Duran Henry is a Tlingit/Southern Tutchone member of the Kwanlin Dun First Nation in Whitehorse, Yukon Territory. He is a member of the Crow Clan. He was born in 1983 and is the son of artist Ray Shorty and nephew to artists Richard, Jim and Eddie Shorty.
Duran has enjoyed drawing and painting from a young age. As a teenager, he took part in many art classes and workshops. Joining the Northern Cultural Expressions Society (formally Sundog Carving Studio) in 2006, he learned under the instruction of Tlingit carver Calvin Morberg. He has also studied under Lewis McKenna, William Callaghan, Victor Reese of BC, and totem carver, Sean Hinton of Chilliwack, BC.
Duran participated in Sundog’s Carving Our Path Program in 2006-2007, the Yukon First Nations Arts Festival in Whitehorse, 2008, as well as the Tlingit Gathering in Juneau Alaska, 2008. In more recent years, he has participated in the Dug Out Canoe projects (2016/2017), and the annual Adaka Festival in Whitehorse, YT.
Duran now works primarily with wood, carving paddles, plaques, masks and panels.

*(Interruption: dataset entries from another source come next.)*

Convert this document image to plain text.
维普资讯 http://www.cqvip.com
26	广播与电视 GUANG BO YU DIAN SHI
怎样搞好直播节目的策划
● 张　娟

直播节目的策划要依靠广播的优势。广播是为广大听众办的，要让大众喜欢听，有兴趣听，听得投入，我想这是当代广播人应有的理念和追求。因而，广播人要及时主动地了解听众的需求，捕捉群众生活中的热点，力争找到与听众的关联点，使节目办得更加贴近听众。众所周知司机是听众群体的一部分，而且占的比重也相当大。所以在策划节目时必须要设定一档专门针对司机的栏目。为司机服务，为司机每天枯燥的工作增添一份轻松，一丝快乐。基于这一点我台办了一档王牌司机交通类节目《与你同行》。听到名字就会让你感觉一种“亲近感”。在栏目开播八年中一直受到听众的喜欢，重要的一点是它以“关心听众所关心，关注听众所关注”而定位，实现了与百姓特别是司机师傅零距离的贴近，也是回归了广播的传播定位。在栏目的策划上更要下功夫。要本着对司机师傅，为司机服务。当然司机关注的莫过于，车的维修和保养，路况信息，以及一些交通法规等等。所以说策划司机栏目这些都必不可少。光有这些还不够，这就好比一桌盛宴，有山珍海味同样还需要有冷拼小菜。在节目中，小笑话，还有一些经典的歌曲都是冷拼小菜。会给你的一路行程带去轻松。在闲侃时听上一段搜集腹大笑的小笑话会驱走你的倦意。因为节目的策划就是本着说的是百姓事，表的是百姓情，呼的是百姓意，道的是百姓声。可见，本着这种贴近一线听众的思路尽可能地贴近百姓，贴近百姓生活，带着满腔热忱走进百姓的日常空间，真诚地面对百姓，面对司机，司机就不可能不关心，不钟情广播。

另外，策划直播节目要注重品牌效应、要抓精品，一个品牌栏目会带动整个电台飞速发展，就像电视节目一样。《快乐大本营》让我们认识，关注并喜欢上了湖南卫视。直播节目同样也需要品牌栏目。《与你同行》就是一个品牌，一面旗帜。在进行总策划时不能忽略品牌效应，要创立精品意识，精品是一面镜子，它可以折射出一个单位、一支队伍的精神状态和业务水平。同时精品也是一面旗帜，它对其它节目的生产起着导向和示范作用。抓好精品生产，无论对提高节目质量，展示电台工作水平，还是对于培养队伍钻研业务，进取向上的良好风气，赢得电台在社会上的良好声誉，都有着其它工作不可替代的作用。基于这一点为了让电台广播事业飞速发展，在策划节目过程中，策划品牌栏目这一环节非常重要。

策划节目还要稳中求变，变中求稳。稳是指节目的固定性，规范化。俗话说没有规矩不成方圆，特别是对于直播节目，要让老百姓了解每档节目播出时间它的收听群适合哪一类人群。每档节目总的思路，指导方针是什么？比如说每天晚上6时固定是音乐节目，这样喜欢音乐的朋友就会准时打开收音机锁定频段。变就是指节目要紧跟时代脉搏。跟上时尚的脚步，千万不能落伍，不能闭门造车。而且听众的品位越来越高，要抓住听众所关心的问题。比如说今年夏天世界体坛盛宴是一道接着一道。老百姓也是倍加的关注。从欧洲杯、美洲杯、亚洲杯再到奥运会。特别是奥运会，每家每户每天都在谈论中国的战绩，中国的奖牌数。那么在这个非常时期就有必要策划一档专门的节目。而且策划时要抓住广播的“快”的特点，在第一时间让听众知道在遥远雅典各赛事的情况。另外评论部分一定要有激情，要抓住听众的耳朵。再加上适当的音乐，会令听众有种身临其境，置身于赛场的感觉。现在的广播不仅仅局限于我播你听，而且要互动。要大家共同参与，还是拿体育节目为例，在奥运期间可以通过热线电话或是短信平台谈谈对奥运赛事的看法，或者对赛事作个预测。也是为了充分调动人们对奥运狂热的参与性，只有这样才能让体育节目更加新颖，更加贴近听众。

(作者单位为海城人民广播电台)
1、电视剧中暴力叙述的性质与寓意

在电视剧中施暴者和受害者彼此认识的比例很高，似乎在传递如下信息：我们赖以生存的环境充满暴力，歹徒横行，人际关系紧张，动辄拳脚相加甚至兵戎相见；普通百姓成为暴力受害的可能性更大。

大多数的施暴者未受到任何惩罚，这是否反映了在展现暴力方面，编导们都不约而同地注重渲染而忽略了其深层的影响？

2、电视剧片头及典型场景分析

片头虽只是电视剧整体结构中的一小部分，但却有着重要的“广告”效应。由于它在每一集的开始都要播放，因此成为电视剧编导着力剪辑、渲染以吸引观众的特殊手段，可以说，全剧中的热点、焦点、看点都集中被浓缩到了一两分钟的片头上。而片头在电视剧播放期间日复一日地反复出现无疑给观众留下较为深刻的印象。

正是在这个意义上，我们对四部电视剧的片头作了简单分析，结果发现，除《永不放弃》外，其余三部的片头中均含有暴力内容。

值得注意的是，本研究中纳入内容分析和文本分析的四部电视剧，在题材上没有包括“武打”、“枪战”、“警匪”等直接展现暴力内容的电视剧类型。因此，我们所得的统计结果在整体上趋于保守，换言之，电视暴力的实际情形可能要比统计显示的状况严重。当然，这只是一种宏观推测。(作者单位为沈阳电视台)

He currently uses basswood, yellow and red cedar for his creations. He likes to make his own designs using pencil and acrylic paints. He has started making prints, and has some of a bentwood box he designed and created.
Influenced by his father and uncles, Duran is committed to his emerging career as an artist and carver. He is currently in the advanced course and teaching local youths in elementary and high school NCES programs. He enjoys listening to head-banging metal music and realism in other art forms. Duran has overcome many obstacles in life. His art has helped him through life and painful experiences
Incorporating traditional stories into each of his pieces, Duran Henry is continuing to carry on the artistic values and lifestyle of his family.